By:
Source: Jamaica Gleaner
THE PEOPLE’S National Party Youth Organisation (PNPYO) and its president, Krystal Tomlinson, should be careful, or at least give serious thought to what it wishes for, unless they believe that populism founded in noise, bling and frenetic activity is a viable and sustainable political ideology.
After its recent years of internal tensions and its heavy defeat in the September 3 general election, there is obvious consensus outside and within the PNP of the need for renewal and rebuilding, the contours of which should be the outcome of discussion and debate among stakeholders framed in the organisation’s philosophy or ideology, or the evolution thereof.
Which is what we expect to be the case after the sensible and accountable decision by the party’s president, Dr Peter Phillips, to resign, having taken responsibility for the defeat. Indeed, Dr Phillips’ departure will be formalised with the election of a new president, the process and timing, which is being determined by the PNP’s policy and administrative apparatus led by its chairman, Fitz Jackson.

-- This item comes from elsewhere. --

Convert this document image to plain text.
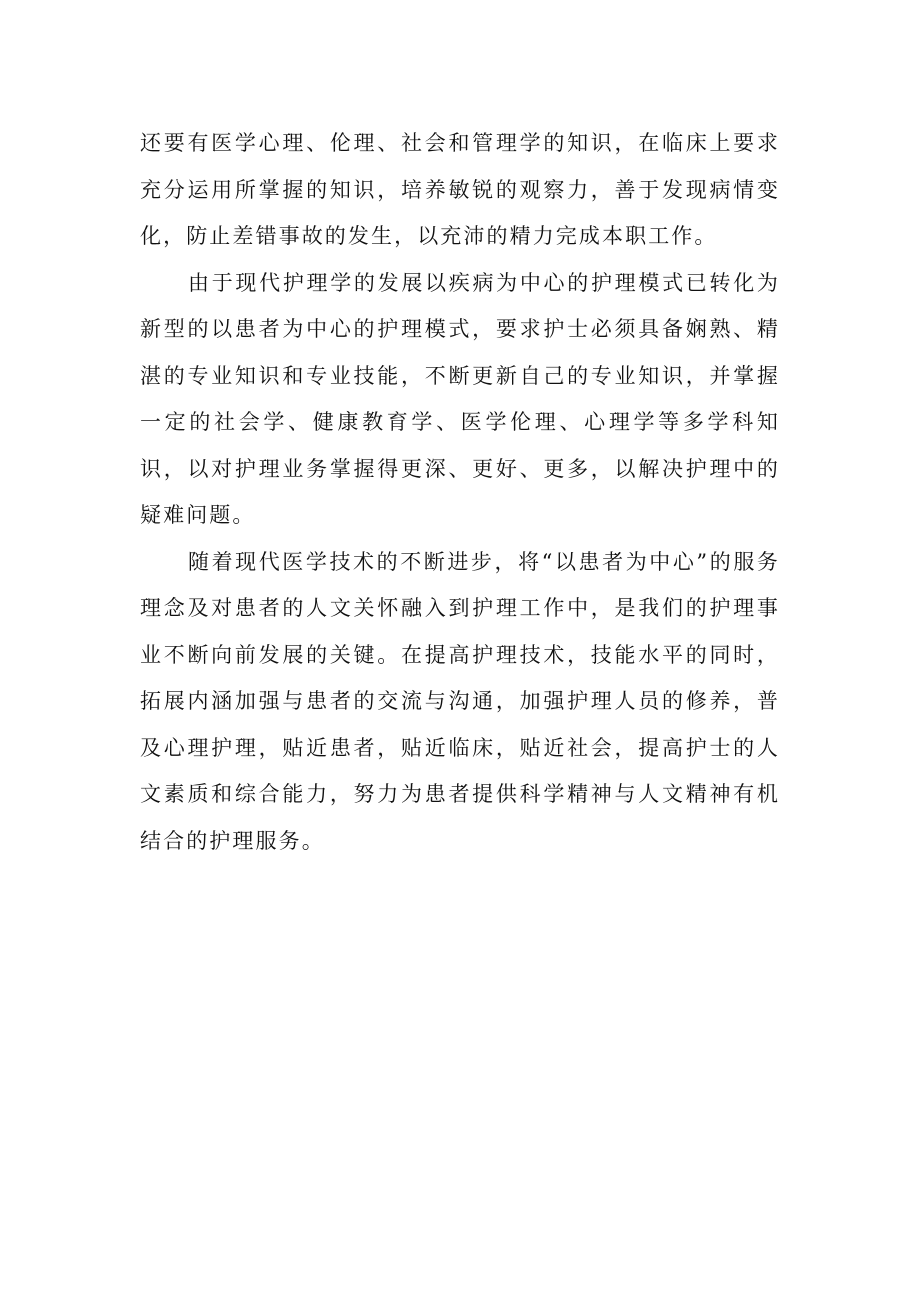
还要有医学心理、伦理、社会和管理学的知识，在临床上要求充分运用所掌握的知识，培养敏锐的观察力，善于发现病情变化，防止差错事故的发生，以充沛的精力完成本职工作。

由于现代护理学的发展以疾病为中心的护理模式已转化为新型的以患者为中心的护理模式，要求护士必须具备娴熟、精湛的专业知识和专业技能，不断更新自己的专业知识，并掌握一定的社会学、健康教育学、医学伦理、心理学等多学科知识，以对护理业务掌握得更深、更好、更多，以解决护理中的疑难问题。

随着现代医学技术的不断进步，将“以患者为中心”的服务理念及对患者的人文关怀融入到护理工作中，是我们的护理事业不断向前发展的关键。在提高护理技术，技能水平的同时，拓展内涵加强与患者的交流与沟通，加强护理人员的修养，普及心理护理，贴近患者，贴近临床，贴近社会，提高护士的人文素质和综合能力，努力为患者提供科学精神与人文精神有机结合的护理服务。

Yet, this week, Ms Tomlinson, a losing candidate in the election of a fortnight ago, addressed a letter to Dr Phillips, dated September 14, telling him to be gone within 30 days. The urgency of Dr Phillips’ departure, she said, was to facilitate change in the PNP, without which the party will die. Curiously, the letter, though signed by Ms Tomlinson and widely circulated on the day of its date, was claimed to have been a draft, not intended for public release.
Extraordinarily, too, Ms Tomlinson listed herself among eight prospective candidates for the Senate, whose appointment Dr Phillips, as leader of the Opposition, was constitutionally required to make. The PNPYO president argued, however, that the responsibility should be ceded to the party’s executive should circumstances require that Dr Phillips departs before the PNP elected its new leader.
Stripped to its core, Ms Tomlinson’s suggestion, it could be argued, would be tantamount to Dr Phillips taking advice on a decision – which leaders do all the time. That, therefore, posed no conflict with Jamaica’s Constitution.
But the 30-day marching orders suggests poor judgement and the absence of rigorous analysis of the demand. First, Dr Phillips has accepted that he has to go as leader. There’s nothing contentious here. However, his precipitous departure, rather than being rejuvenating for the PNP, would lurch it into a deeper crisis.
Clearly, Dr Phillips cannot stay on for so long that the party loses the urgency of the moment. His departure cannot be too quick as to deprive the party organisation of the opportunity to regroup, with the possibility of the succession process being chaotic.
Further, it is not clear what assumption Ms Tomlinson made about Dr Phillips after his resignation becomes effective, including where his leaving as president would also mean leaving Parliament, triggering a by-election, which there is no certainty the PNP would win in the present circumstance.
These, though, are not the most fundamental issues on which Ms Tomlinson and the PNPYO are wanting. Where they betray the greater crisis in the PNP, as the party has chugged along in recent times, is in their absence of values.
Like the critics who have salivated, or cringed, at the party’s discomfiture, the PNPYO focuses on personalities, organisational incapacities and weakness in communication. The PNP’s inability to connect with young people is placed within the frame of Twitter, Facebook, Instagram, TikTok, and so on. That is important.
The problems, though, are that they have offered few real messages to be delivered on those platforms, except for the gilded and shiny-object varieties. The PNPYO, like the party itself, has not articulated a vision of the PNP – of where it wants to take the Jamaican people, why and how. There are no principles on which they ask people to stand.
This was an opportunity missed by Dr Phillips when he became the party’s leader and seemingly intent on invoking the spirit of its founder, Norman Manley. Dr Phillips either was unable to sell that vision or became distracted from that mission and lost his way.
A vibrant PNP, strong enough to compete for and win state power, is important for Jamaica’s democracy. The question, though, is, to what end? While political parties have to be in tune with their followers, they, at the same time, have to be the vanguard of change. The PNPYO needs to tell Jamaicans what is their mission.